The \(F\) statistic is the ratio

\[ F = \frac{MSG}{MSE}, \]

where \(MSG\) measures the between group variability and \(MSE\) is a pooled estimate of the within group variability.

Observed test statistic

We fit the model with lm() and summarize it with the moderndive package. get_regression_summaries() reports the overall \(F\) statistic and \(p\)-value — which for a single categorical predictor is exactly the one-way ANOVA \(F\)-test.

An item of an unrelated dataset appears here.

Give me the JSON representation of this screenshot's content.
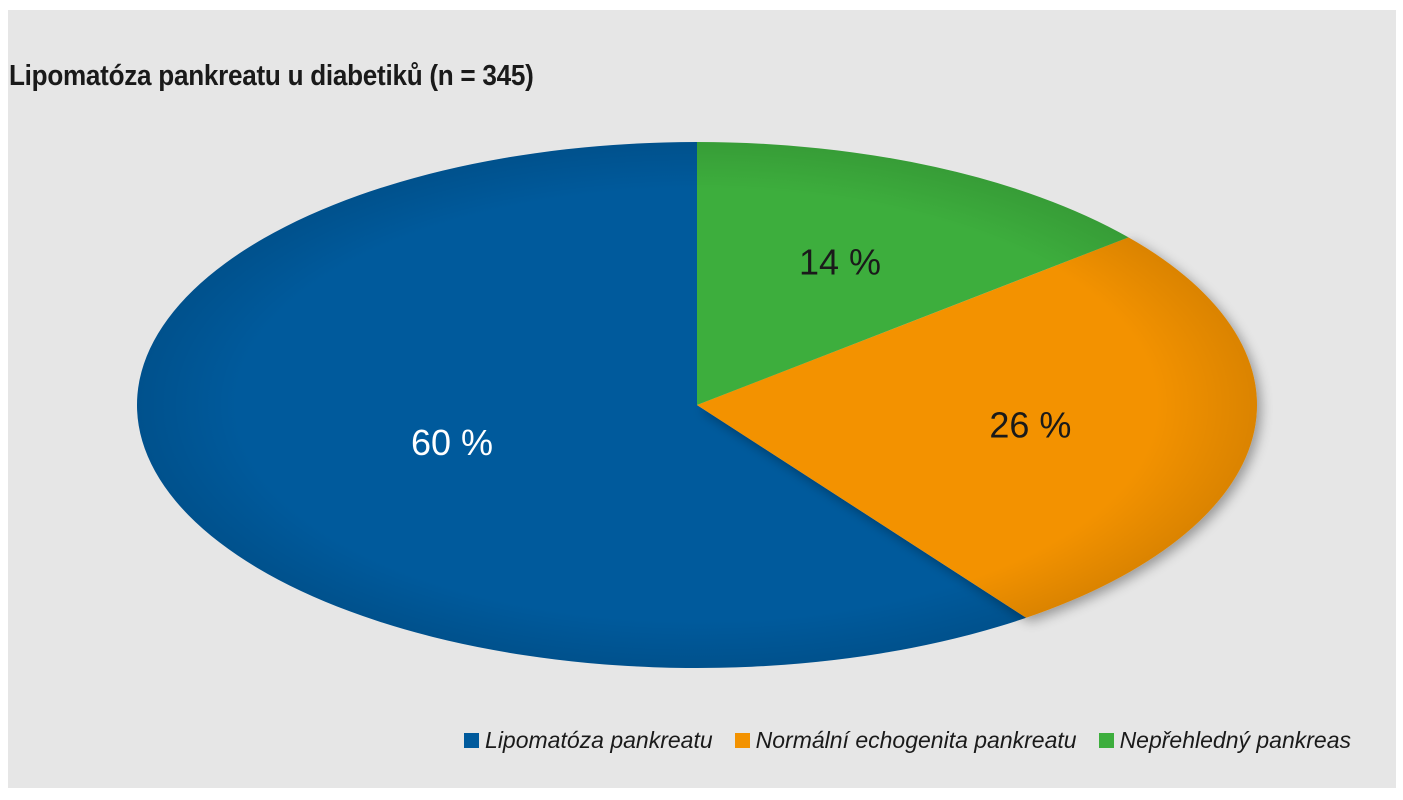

phx_mod <- lm(dep_delay ~ carrier, data = phx_rs)
get_regression_summaries(phx_mod)
## # A tibble: 1 × 9
##   r_squared adj_r_squared   mse  rmse sigma statistic p_value    df  nobs
##       <dbl>         <dbl> <dbl> <dbl> <dbl>     <dbl>   <dbl> <dbl> <dbl>
## 1     0.007         0.006 2040.  45.2  45.2      4.04       0    11  6000

We see that the statistic (the observed \(F\) value) matches the F_hat computed with infer above.

State conclusion

We, therefore, have sufficient evidence to reject the null hypothesis. Our initial guess that a statistically significant difference existed in the means was backed by this statistical analysis. We have evidence to suggest that departure delay is related to carrier. If we’d like to get a sense for how the codes relate to the actual names of the airlines, we can use inner_join() to match the carrier code with its corresponding name in the airlines table:

data(airlines, package = "azflights24")
phx_join <- phx_summ |>
  select(carrier, mean, sd) |>
  inner_join(airlines, by = "carrier")
kable(phx_join)
carrier mean sd name
AA 14.81640 60.7271 American Airlines Inc.
AS 6.57143 31.1327 Alaska Airlines Inc.
B6 34.87097 79.8932 JetBlue Airways
DL 7.12209 52.3905 Delta Air Lines Inc.
F9 11.53873 47.9082 Frontier Airlines Inc.
G4 30.28571 63.3299 Allegiant Air
HA -0.53333 5.5403 Hawaiian Airlines Inc.
MQ 4.69549 20.9382 Envoy Air
NK 15.97143 31.8937 Spirit Air Lines
OO 6.07497 38.8151 SkyWest Airlines Inc.
UA 10.21613 61.9166 United Air Lines Inc.
WN 12.35701 27.1891 Southwest Airlines Co.

Comparing results

The simulation-based and theory-based approaches give very similar \(p\)-values here. With the normality condition violated but large group sizes, the Central Limit Theorem supports the theory-based test, and the close agreement between the randomization and \(F\)-distribution results is reassuring. If the conditions are reasonable, the next step would be to calculate pairwise analyses to better understand the reasons for the rejection of the null hypothesis in the ANOVA.